About ThinkFirst Oregon
Educating Oregon's youth
Founded in 1986 at Oregon Health & Science University (OHSU), ThinkFirst Oregon is a nonprofit organization dedicated to educating our state's youth in the prevention of brain and spinal cord injuries. ThinkFirst Oregon's medical director is Edward A. Neuwelt, M.D., a neurosurgeon and professor at OHSU.
The OHSU ThinkFirst Oregon mission is to reduce the incidence of brain, spinal cord, and other traumatic injuries and fatalities by providing education to youth, parents, and community members throughout Oregon. Through innovative classroom presentations and community outreach, ThinkFirst's programs are designed to help young children and teens develop lifelong safety habits to minimize their risk of sustaining brain, spinal cord or other traumatic injuries. Most importantly, ThinkFirst teaches young people ways to avoid behaviors and situations that put them at risk. Our message is that you can enjoy a fun, exciting life and be safe if you "think first" and use your mind to protect your body.

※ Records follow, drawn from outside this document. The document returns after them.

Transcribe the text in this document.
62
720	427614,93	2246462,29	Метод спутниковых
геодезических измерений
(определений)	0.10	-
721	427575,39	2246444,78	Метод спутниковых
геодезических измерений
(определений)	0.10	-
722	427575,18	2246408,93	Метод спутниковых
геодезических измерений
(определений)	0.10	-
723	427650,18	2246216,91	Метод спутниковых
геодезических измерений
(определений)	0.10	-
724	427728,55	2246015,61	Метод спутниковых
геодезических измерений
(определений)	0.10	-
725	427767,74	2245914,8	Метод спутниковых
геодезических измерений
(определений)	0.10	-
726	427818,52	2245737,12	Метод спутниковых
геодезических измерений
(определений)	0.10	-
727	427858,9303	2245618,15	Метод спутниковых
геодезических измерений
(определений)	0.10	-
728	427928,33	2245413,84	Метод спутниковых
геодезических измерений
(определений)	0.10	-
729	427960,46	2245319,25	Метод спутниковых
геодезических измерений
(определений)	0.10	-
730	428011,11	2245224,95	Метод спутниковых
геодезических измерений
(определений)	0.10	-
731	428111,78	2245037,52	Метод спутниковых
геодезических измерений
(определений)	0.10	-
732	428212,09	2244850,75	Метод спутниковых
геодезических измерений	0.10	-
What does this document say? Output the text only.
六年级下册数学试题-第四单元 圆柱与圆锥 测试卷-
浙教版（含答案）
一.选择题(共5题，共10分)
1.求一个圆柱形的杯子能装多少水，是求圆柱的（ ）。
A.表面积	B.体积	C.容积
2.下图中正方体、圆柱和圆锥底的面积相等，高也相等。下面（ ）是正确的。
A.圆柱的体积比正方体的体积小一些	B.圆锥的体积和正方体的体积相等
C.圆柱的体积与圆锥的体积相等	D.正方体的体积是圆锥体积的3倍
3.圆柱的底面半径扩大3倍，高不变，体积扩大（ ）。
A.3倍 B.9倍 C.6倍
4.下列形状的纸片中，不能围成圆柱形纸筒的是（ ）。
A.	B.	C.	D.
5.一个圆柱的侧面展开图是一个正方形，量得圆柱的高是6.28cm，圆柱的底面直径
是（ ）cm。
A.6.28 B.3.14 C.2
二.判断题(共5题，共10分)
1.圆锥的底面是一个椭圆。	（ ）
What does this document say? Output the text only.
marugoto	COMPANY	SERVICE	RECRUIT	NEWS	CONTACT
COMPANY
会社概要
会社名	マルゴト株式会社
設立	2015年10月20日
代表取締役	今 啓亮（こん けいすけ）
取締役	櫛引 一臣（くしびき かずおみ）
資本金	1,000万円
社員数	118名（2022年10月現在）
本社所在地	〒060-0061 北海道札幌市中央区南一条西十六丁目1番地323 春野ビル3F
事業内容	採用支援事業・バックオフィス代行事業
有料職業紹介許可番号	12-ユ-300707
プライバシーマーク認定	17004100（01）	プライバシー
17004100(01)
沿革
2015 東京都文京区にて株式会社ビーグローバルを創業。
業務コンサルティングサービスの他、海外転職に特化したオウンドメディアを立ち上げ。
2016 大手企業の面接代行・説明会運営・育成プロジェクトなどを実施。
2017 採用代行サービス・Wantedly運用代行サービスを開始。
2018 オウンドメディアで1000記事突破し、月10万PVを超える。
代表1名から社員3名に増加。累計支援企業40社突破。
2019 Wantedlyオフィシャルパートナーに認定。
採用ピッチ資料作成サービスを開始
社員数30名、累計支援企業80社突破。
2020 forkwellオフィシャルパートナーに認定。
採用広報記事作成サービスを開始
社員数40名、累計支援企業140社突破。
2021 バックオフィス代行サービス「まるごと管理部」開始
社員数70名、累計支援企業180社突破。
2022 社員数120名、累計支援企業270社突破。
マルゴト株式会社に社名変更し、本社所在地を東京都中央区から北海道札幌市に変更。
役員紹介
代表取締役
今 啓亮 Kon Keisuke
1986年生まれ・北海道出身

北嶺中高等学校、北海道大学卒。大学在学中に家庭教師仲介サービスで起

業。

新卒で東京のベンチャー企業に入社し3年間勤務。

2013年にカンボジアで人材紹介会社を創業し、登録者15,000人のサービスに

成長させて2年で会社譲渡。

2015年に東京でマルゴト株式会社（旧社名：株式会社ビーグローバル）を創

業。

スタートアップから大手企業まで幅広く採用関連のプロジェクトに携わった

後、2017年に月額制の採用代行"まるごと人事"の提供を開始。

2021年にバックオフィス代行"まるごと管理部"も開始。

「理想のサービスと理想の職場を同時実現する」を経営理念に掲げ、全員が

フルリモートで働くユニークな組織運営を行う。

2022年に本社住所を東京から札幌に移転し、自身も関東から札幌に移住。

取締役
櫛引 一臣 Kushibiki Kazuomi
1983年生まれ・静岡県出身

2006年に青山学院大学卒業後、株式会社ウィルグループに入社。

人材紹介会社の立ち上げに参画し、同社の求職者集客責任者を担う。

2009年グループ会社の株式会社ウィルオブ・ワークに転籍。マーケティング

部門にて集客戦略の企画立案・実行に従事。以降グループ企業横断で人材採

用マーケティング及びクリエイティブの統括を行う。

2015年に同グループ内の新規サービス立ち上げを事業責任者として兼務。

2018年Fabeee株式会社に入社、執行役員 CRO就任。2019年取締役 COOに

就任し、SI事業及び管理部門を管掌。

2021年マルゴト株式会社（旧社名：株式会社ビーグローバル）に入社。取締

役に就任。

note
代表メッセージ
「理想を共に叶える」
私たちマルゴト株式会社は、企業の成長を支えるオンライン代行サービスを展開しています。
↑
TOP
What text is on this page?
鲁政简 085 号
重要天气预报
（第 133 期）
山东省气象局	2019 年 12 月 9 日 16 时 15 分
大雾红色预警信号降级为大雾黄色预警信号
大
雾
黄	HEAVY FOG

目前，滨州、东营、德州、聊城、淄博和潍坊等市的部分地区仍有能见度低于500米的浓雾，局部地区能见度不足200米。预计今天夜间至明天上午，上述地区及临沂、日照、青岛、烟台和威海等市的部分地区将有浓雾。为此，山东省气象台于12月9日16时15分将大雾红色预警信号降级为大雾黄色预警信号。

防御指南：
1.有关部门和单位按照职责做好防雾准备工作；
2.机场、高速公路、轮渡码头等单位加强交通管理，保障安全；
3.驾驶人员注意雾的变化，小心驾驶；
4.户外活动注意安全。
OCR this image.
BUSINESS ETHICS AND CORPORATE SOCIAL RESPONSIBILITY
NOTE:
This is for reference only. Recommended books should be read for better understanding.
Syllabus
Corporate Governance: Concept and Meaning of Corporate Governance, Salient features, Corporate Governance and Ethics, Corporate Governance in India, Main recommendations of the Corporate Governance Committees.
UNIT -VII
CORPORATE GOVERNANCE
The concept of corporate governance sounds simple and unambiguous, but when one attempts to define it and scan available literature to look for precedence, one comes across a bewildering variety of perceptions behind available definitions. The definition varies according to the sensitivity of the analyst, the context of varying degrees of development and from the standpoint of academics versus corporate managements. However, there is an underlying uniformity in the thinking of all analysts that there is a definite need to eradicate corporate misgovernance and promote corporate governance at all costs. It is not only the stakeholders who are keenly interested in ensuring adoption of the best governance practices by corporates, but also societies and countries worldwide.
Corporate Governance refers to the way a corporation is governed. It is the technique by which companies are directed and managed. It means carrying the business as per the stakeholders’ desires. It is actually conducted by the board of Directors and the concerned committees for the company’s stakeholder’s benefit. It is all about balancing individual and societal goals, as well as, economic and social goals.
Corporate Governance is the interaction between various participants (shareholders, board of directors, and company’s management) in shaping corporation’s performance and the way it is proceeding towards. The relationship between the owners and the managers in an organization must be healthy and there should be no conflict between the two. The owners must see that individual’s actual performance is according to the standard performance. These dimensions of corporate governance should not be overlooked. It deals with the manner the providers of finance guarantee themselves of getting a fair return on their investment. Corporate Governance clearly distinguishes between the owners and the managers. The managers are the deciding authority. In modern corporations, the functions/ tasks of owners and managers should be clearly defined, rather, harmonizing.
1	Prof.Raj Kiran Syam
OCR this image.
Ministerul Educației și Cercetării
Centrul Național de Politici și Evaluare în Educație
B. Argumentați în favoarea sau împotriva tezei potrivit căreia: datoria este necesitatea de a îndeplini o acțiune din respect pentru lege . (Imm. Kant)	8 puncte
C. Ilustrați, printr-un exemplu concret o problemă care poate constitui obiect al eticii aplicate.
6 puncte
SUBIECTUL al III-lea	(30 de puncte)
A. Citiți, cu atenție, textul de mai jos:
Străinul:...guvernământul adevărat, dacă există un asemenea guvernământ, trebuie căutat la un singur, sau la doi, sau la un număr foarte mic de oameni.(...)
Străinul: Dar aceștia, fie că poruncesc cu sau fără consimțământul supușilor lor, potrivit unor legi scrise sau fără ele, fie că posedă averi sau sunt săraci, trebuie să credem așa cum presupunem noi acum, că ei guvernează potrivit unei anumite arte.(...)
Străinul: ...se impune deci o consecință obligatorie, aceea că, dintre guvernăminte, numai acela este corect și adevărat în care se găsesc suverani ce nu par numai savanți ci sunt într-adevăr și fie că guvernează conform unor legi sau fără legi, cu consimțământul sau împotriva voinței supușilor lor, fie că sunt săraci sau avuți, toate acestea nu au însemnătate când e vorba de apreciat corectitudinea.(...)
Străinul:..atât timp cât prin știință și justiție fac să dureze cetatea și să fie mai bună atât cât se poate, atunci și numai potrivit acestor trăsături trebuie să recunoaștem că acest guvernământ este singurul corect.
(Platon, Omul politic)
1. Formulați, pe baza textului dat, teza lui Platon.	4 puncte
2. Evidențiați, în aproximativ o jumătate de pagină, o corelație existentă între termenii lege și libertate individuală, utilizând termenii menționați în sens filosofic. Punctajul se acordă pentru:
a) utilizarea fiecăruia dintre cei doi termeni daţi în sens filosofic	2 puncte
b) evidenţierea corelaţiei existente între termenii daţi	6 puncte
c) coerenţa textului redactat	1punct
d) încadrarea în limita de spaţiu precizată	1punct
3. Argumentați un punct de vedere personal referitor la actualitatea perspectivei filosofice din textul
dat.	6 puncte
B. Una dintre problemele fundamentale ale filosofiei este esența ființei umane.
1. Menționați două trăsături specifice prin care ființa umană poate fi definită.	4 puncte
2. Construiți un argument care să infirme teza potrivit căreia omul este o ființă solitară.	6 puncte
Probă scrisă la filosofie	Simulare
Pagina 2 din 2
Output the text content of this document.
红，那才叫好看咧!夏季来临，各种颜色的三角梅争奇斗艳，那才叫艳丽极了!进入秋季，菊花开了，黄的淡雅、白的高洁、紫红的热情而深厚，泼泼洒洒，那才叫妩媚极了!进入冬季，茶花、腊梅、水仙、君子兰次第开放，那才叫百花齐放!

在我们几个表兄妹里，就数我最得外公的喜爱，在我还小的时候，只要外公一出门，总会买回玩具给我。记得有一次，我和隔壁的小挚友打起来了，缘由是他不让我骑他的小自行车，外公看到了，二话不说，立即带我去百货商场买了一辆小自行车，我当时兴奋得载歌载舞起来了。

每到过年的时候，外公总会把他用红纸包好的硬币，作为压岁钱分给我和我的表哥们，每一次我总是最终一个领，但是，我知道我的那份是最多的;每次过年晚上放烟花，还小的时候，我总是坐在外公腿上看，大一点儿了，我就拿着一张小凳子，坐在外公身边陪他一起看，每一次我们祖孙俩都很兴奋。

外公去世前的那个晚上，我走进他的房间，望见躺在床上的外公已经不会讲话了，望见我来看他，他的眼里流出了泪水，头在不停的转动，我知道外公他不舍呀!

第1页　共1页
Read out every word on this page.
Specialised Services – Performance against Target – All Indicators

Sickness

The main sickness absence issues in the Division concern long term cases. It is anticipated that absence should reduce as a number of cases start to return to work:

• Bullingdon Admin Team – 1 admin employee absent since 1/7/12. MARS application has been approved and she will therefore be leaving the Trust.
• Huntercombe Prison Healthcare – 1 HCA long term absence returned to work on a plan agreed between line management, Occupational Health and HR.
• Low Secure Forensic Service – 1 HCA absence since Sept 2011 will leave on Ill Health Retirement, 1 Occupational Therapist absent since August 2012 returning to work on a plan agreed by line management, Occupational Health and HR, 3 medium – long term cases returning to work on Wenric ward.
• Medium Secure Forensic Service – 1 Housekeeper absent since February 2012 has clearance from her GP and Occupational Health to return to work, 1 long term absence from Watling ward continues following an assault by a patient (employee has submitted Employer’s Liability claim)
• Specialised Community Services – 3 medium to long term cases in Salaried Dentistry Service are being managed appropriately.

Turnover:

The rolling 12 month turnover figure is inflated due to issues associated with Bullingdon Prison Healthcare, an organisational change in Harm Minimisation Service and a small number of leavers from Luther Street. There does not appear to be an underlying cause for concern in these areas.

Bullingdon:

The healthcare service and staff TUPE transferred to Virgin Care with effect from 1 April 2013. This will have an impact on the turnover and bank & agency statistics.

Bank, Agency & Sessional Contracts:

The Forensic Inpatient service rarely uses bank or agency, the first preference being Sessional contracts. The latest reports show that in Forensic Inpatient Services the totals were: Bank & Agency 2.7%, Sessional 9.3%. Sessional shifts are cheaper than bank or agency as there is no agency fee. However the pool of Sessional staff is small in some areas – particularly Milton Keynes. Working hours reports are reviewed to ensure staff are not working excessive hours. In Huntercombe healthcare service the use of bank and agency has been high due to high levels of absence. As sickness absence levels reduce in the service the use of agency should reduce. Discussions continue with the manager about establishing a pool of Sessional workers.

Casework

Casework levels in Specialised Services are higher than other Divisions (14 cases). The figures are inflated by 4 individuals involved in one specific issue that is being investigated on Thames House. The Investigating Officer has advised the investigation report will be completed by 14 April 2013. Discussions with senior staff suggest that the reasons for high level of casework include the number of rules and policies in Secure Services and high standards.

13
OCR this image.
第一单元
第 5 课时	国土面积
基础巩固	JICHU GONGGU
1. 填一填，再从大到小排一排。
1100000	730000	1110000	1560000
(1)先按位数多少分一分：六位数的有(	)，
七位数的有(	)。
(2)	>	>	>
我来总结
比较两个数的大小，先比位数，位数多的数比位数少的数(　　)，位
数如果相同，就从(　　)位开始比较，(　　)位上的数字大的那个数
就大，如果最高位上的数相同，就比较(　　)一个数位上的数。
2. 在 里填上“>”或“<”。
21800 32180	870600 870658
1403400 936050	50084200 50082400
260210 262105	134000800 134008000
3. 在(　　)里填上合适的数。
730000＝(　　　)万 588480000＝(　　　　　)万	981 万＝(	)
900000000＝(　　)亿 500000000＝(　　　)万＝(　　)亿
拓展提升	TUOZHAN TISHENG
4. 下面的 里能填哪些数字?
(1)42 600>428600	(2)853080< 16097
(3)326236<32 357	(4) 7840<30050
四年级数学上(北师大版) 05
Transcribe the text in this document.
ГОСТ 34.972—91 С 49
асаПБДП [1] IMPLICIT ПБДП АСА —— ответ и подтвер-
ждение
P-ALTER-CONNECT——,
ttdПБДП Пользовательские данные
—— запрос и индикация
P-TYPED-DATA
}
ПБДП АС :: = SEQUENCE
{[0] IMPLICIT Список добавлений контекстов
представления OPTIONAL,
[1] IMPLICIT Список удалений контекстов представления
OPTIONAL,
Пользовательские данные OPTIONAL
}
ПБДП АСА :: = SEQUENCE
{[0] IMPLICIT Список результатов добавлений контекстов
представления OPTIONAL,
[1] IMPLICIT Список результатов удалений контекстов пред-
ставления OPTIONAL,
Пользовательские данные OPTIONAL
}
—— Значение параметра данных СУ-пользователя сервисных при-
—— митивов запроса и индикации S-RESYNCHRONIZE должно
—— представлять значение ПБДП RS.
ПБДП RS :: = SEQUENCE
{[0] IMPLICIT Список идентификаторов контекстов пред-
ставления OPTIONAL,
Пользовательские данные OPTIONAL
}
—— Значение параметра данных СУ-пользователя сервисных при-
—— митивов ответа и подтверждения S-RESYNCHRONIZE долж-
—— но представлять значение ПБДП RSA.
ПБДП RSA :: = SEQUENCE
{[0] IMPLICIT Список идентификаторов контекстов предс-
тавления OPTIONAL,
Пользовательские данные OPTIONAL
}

Since its inception, ThinkFirst Oregon has reached more than 300,000 young people. Through a network of more than 250 local, statewide, and international chapters, 9.4 million children, teens and adults have participated in ThinkFirst programs worldwide.
The ThinkFirst National Injury Prevention Foundation was first implemented in 1986 by two neurosurgeons, Dr. E. Fletcher Eyster of Pensacola, Florida and Dr. Clark Watts of Columbia, Missouri. The American Association of Neurological Surgeons and the Congress of Neurological Surgeons initiated the development of the national program due to their frustration at not being able to cure or "fix" brain and spinal cord injured patients. These groups share the belief that prevention is the only cure.
National and international recognition
The ThinkFirst National Injury Prevention Foundation received the 1988 Presidential Citation for Private Sector Initiatives and the 1989 Award for Excellence in Prevention Education from the American Medical Association. In 2000, Life Space Adaptation Projects of the University of Toronto identified ThinkFirst as an example of "Best practice" in the category of Comprehensive Community-Based Prevention Strategies. Two years later, the California Department of Education recognized ThinkFirst for Kids as a research-validated program and accepted it into its California Healthy Kids Resource Center, making the curriculum and its supplementary materials available for loan throughout the California educational system.